Edgewood College is just a wonderful place to teach (and learn, I trust). And the current atmosphere on campus may be the best for teaching that I can remember. And I think I know why. First, back to COR. The name comes from Edgewood’s motto, cor ad cor loguitur, which is Latin for “heart speaks to heart.” Rooted in the Dominican tradition, COR is “the heart of the Edgewood general education program. COR encourages students to examine the connection between learning, beliefs and actions in order to build a more just and compassionate world.”
COR classes span all four years of a student’s life on campus and serve as that indispensible connection between academic pursuit and the surrounding world Edgewood graduates will one day serve. Kris Mickelson is the director and she is outstanding. And of course Edgewood’s terrific president Dan Carey’s support, vision and leadership are critical to COR’s success.

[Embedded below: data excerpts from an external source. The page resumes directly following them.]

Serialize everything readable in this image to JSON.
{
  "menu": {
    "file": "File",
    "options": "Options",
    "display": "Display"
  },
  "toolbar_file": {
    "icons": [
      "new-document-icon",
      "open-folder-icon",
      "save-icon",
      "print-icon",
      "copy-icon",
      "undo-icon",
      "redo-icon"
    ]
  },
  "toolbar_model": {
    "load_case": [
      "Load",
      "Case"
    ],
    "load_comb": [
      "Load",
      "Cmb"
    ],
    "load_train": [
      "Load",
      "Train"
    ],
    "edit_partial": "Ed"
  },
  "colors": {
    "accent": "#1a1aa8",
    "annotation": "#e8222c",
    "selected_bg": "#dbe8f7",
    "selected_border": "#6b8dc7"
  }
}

The class Judy and I teach is called “Madison: A Model City?” One hundred and one years after John Nolen published his visionary plan for Madison—called Madison: A Model City—we ask the question, is Madison a model city? And if not, could it be? We ask our students to tell us what they like—and don’t like—about cities, and we explore urban life through Madison-focused issues like the quality of our lakes, public safety, transportation and density, health care, schools and neighborhoods. We devote one class to media issues and we force them to read this magazine. Judy is a real teacher, by the way, and I like to think we complement each other’s interests and teaching styles.
Anyway, we both like to expose our students to folks whose jobs are to work on these issues. In addition to the trip to Raymond Road to meet with WISC-TV3, Madison Magazine and Channel3000.com reporters, editors and managers, guest lecturers over the last couple of years have included then-mayor Dave Cieslewicz and then-county executive Kathleen Falk, city planning director Steve Cover, Urban League president and CEO Kaleem Caire, former police chief/now Rev. David Couper, folks from St. Vincent de Paul and the Goodman Community Center, participants in the Voices Beyond Bars program and the amazing and inspirational survivor Jackie Millar. What strikes me as significant about all this is the willingness of every one of these folks to give the students their time, knowledge and wisdom. These are busy people with big responsibilities. And to a person they have generously agreed to spend a few hours with fifteen young adults from Edgewood College.
To be sure, Edgewood welcomes these community leaders. The college has become something of a model itself for the diversity of its student body and for including non-teacher teachers on the faculty. The result is a dynamic and mutually beneficial sharing of curiosity, knowledge and life experiences. But it wouldn't happen without the commitment by some of Madison’s smartest people to share their time and talents. And in return we get—hope. Former governor Jim Doyle co-teaches a class right after ours with political science professor Bill Duddleston. As we were talking before his class one day, Doyle allowed as to how much he enjoyed the experience. “I just find it hopeful being with these young people,” he told me. Exactly. It’s a meeting of the minds that proves what a special place Madison is and how special it can still be.
Neil P. Heinen is editorial director of Madison Magazine.